ASRock 4Core1333-eSATA2 mainboard allows monitoring two temperatures, rotation speed of two fans that can be connected to it, three major voltages (3.3V, 5V and 12V) and processor Vcore. You can also adjust the processor fan rotation speed, but this feature will function only for coolers with a four-pin fan connector.
Summing up I can conclude that ASRock 4Core1333-eSATA2 mainboard BIOS cannot boast very rich features, and most of them are not very convenient to use.
Now let’s take a look at the performance numbers and draw our final verdict to our today’s hero.
Our test session was carried out on the following test platform:
The memory was set as DDR2 533 with the jumper and we tried to overclock Intel Core 2 Duo E6300 processor. Our attempt failed, because the board could only start and boot Windows at 360MHz FSB. At 370MHz FSB the system wouldn’t start, although the processor can run at up to 490MHz FSB frequency. Of course, it hardly makes any sense to run performance tests with insignificant overclocking results like that. Therefore, we decided to precede to the performance tests in the nominal mode.
You may have noticed from the first BIOS photo that ASRock 4Core1333-eSATA2 recognizes Corsair Dominator TWIN2X2048-9136C5D memory exclusively as DDR2 667 and sets its frequency to 333MHz accordingly. When we tried to run the tests at 400MHz (DDR2 800) with 4-4-4-12 timings, we failed, because the system was very unstable. So we had to switch to 5-5-5-18 timings. As a reference for our performance analysis we chose abit IP35 Pro mainboard on Intel P35 Express chipset configured identically.
The results turned out quite good. ASRock 4Core1333-eSATA2 mainboard on Intel P31 Express chipset performed practically identically to the solution on Intel P35 Express in nominal mode.
The chipsets perform equally fast, but the mainboards are hardly comparable, as you may have understood already. ASRock 4Core1333-eSATA2 ran almost at the utmost of its potential, while the abilities of abit IP35 Pro were intentionally limited for the sake of fair comparison. You can easily lower the memory timings, increase the memory frequency, overclock the CPU to its maximum on abit IP53 Pro, and it will easily leave behind ASRock 4Core1333-eSATA2 that can simply do none of the above.
ASRock 4Core1333-eSATA2 mainboard is relatively new but looks like it was designed a while ago: COM, LPT, 20-pin power connector, huge electrolytic capacitors, jumpers… I couldn’t get rid of the impression that it was an older mainboard, used for quite a while before it got into our lab. I cannot agree with those web-sites that awarded ASRock 4Core1333-eSATA2 with a “Highly Recommended” title. I couldn’t find any advantages in the ASRock 4Core1333-eSATA2 mainboard that the other mainboards out there do not have. However, I can list quite a few things that are obviously missing.
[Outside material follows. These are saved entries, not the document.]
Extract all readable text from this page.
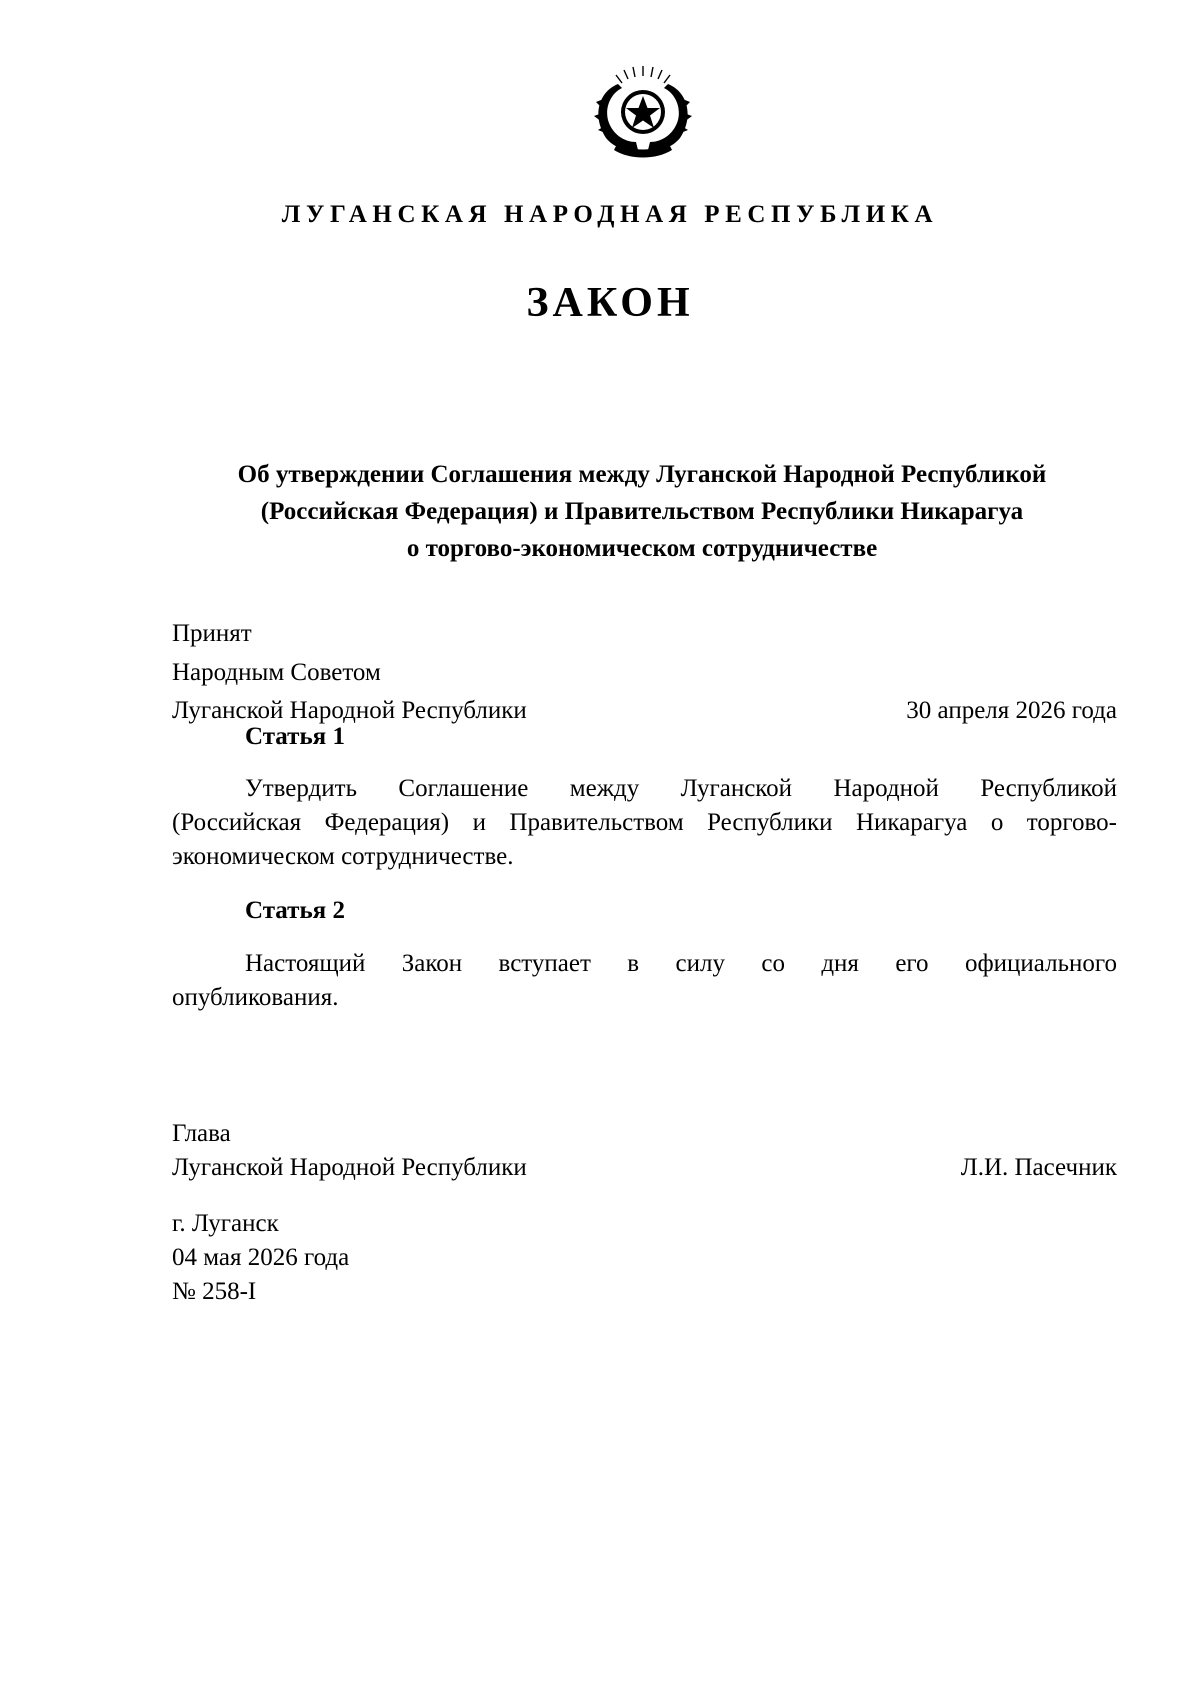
ЛУГАНСКАЯ НАРОДНАЯ РЕСПУБЛИКА
ЗАКОН
Об утверждении Соглашения между Луганской Народной Республикой
(Российская Федерация) и Правительством Республики Никарагуа
о торгово-экономическом сотрудничестве
Принят
Народным Советом
Луганской Народной Республики	30 апреля 2026 года
Статья 1
Утвердить Соглашение между Луганской Народной Республикой
(Российская Федерация) и Правительством Республики Никарагуа о торгово-
экономическом сотрудничестве.
Статья 2
Настоящий Закон вступает в силу со дня его официального
опубликования.
Глава
Луганской Народной Республики	Л.И. Пасечник
г. Луганск
04 мая 2026 года
№ 258-I
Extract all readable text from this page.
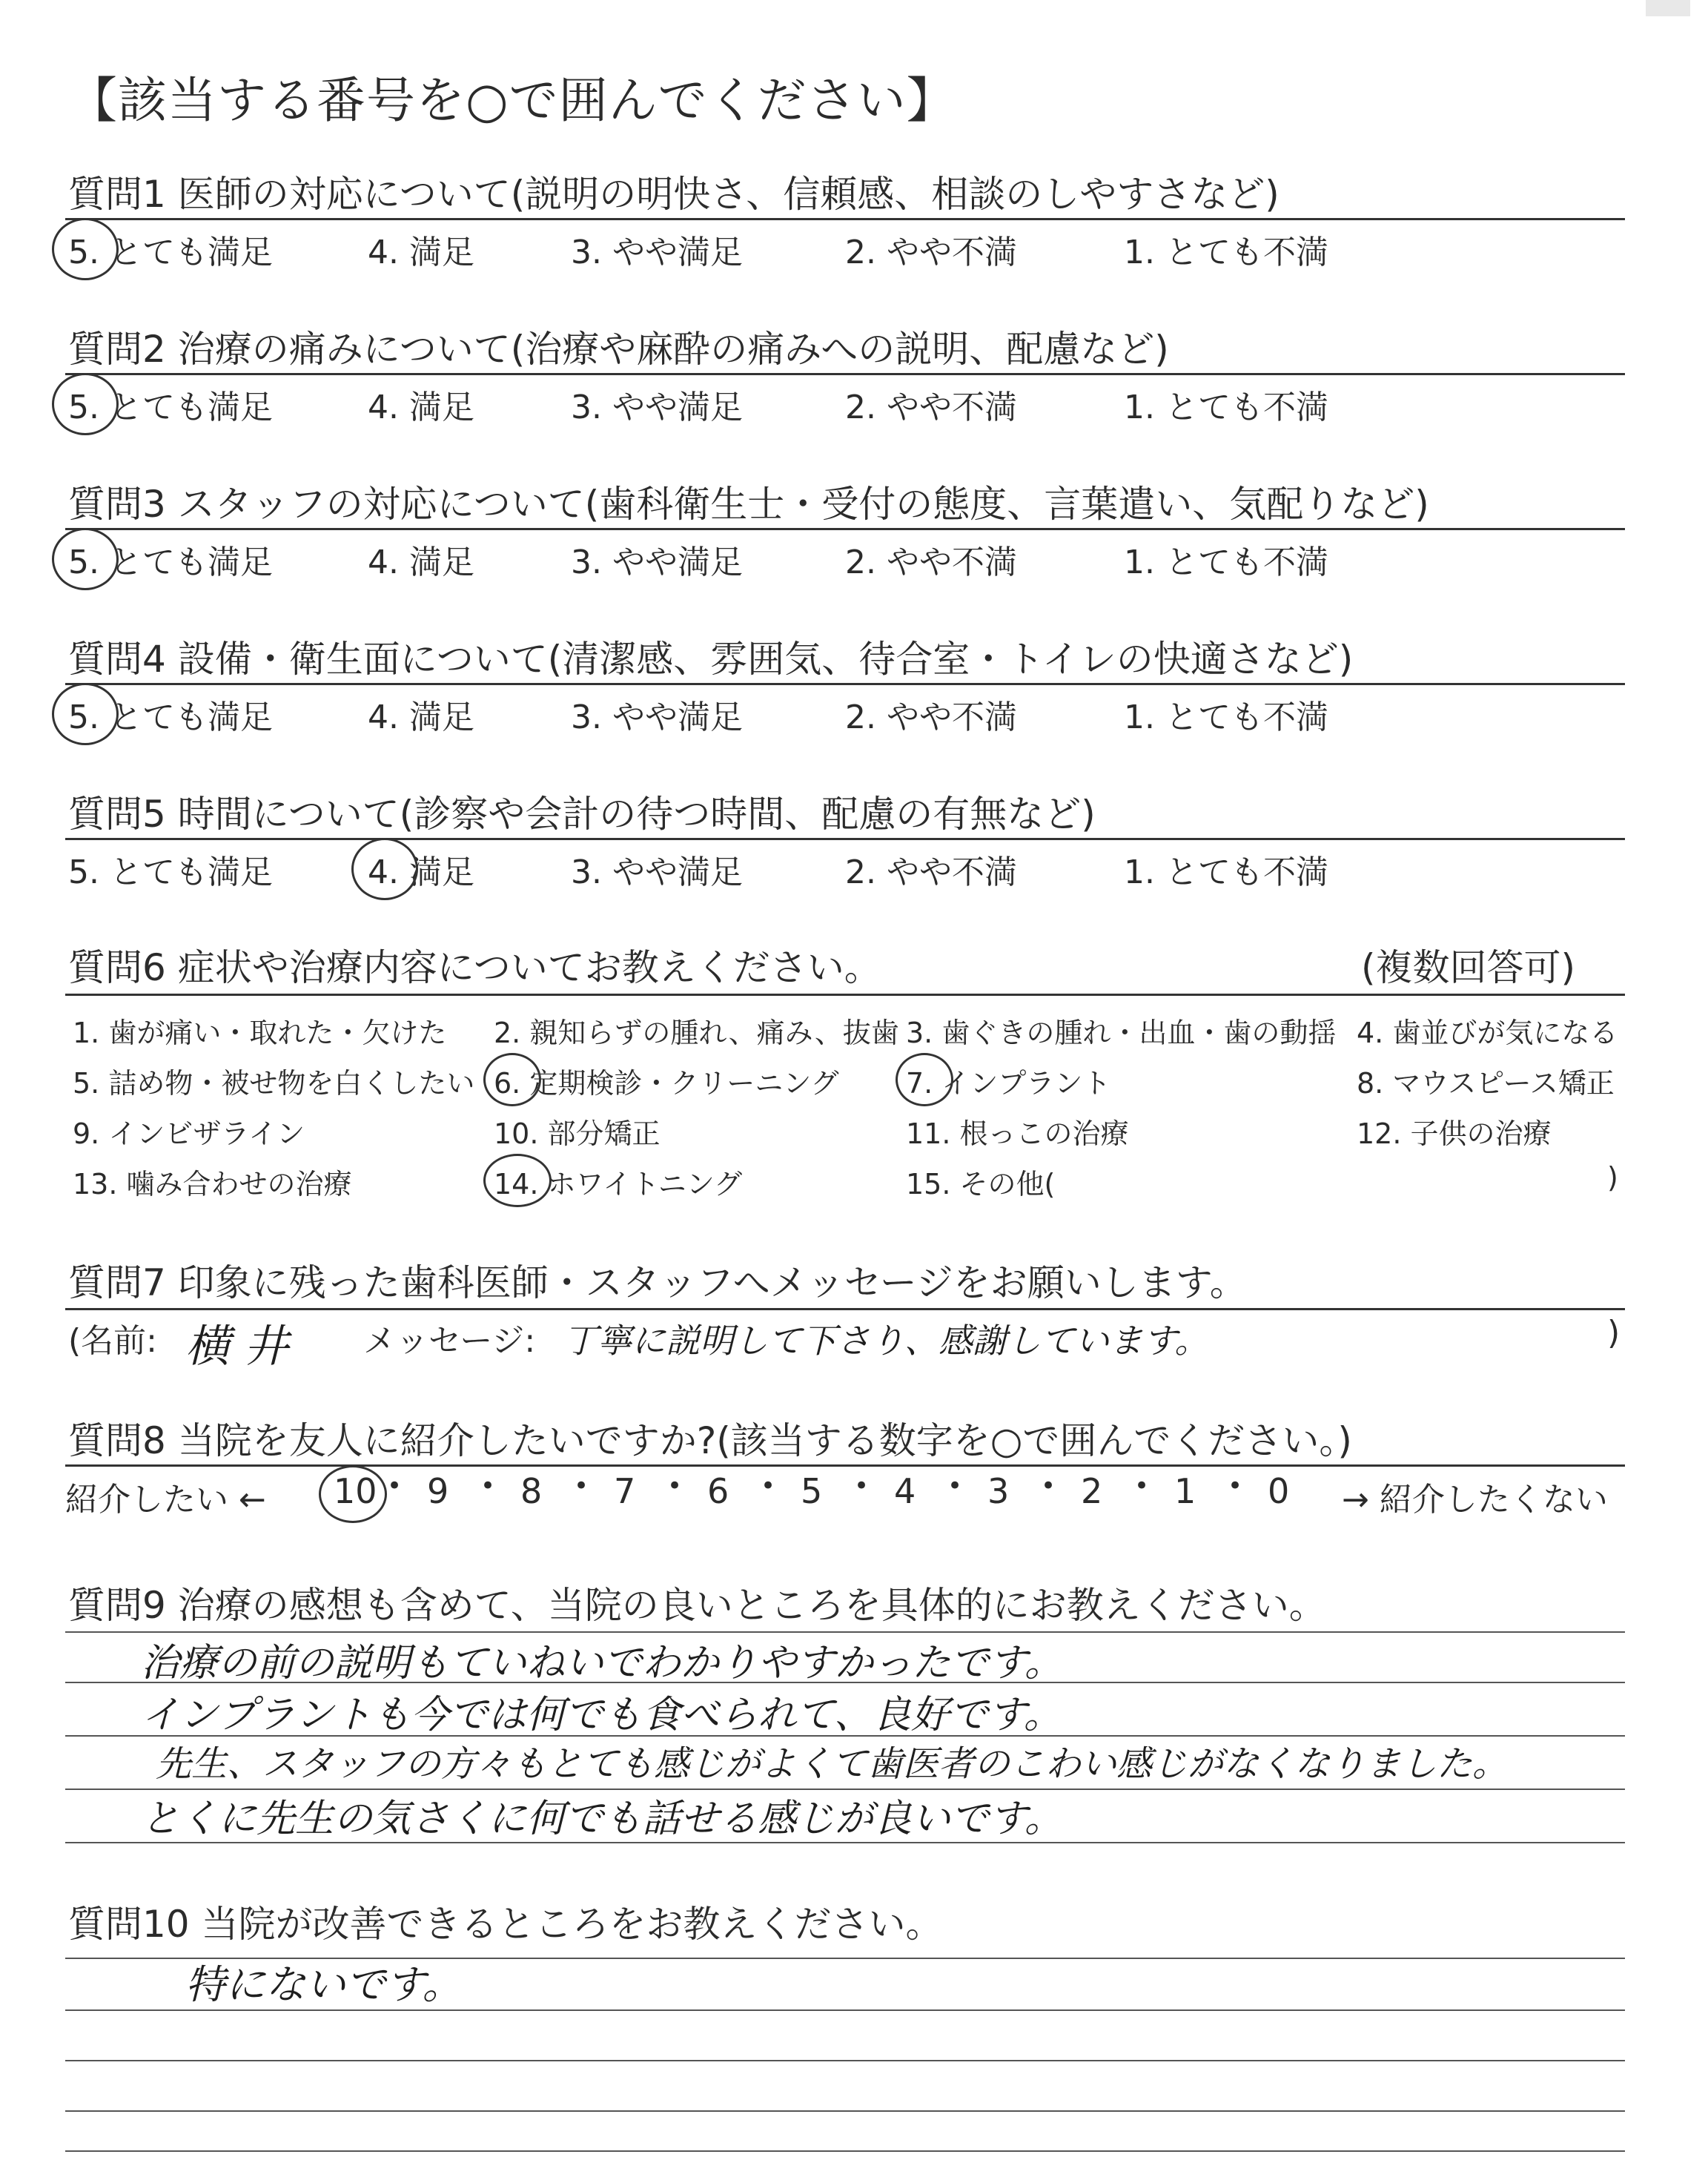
【該当する番号を○で囲んでください】
質問1 医師の対応について(説明の明快さ、信頼感、相談のしやすさなど)
5. とても満足	4. 満足	3. やや満足	2. やや不満	1. とても不満
質問2 治療の痛みについて(治療や麻酔の痛みへの説明、配慮など)
5. とても満足	4. 満足	3. やや満足	2. やや不満	1. とても不満
質問3 スタッフの対応について(歯科衛生士・受付の態度、言葉遣い、気配りなど)
5. とても満足	4. 満足	3. やや満足	2. やや不満	1. とても不満
質問4 設備・衛生面について(清潔感、雰囲気、待合室・トイレの快適さなど)
5. とても満足	4. 満足	3. やや満足	2. やや不満	1. とても不満
質問5 時間について(診察や会計の待つ時間、配慮の有無など)
5. とても満足	4. 満足	3. やや満足	2. やや不満	1. とても不満
質問6 症状や治療内容についてお教えください。	(複数回答可)
1. 歯が痛い・取れた・欠けた 2. 親知らずの腫れ、痛み、抜歯 3. 歯ぐきの腫れ・出血・歯の動揺 4. 歯並びが気になる
5. 詰め物・被せ物を白くしたい 6. 定期検診・クリーニング 7. インプラント	8. マウスピース矯正
9. インビザライン	10. 部分矯正	11. 根っこの治療	12. 子供の治療
13. 噛み合わせの治療	14. ホワイトニング	15. その他(	)
質問7 印象に残った歯科医師・スタッフへメッセージをお願いします。
(名前: 横 井 メッセージ: 丁寧に説明して下さり、感謝しています。	)
質問8 当院を友人に紹介したいですか?(該当する数字を○で囲んでください。)
紹介したい ← 10 • 9 • 8 • 7 • 6 • 5 • 4 • 3 • 2 • 1 • 0 → 紹介したくない
質問9 治療の感想も含めて、当院の良いところを具体的にお教えください。
治療の前の説明もていねいでわかりやすかったです。
インプラントも今では何でも食べられて、良好です。
先生、スタッフの方々もとても感じがよくて歯医者のこわい感じがなくなりました。
とくに先生の気さくに何でも話せる感じが良いです。
質問10 当院が改善できるところをお教えください。
特にないです。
Unfortunately, I have to admit that ASRock engineers failed to reveal the potential of the Intel P31 Express chipset. However, I cannot promise that we will continue reviewing solutions from other mainboard makers based on this core logic set. It turned out that mainboards on this chipset are pretty rare in the market. For example, abit, and Asus have no solutions like that at all. BY the way, I assumed that the new chipsets from Intel’s third series differ from their predecessors by Penryn (Yorkfield and Wolfdale) support. However, I came across an amazing I45D mainboard in abit’s product range that turned out to be no mistake! Their solution on Intel 945G chipset promises to deliver not only 1333MHz FSB but also support for the upcoming 45nm processors.
But coming back to the Intel P31 Express chipset, I have to say that I found solutions based on it among Gigabyte’s and MSI’s products. Maybe we will check them out, to show you how good this chipset actually is.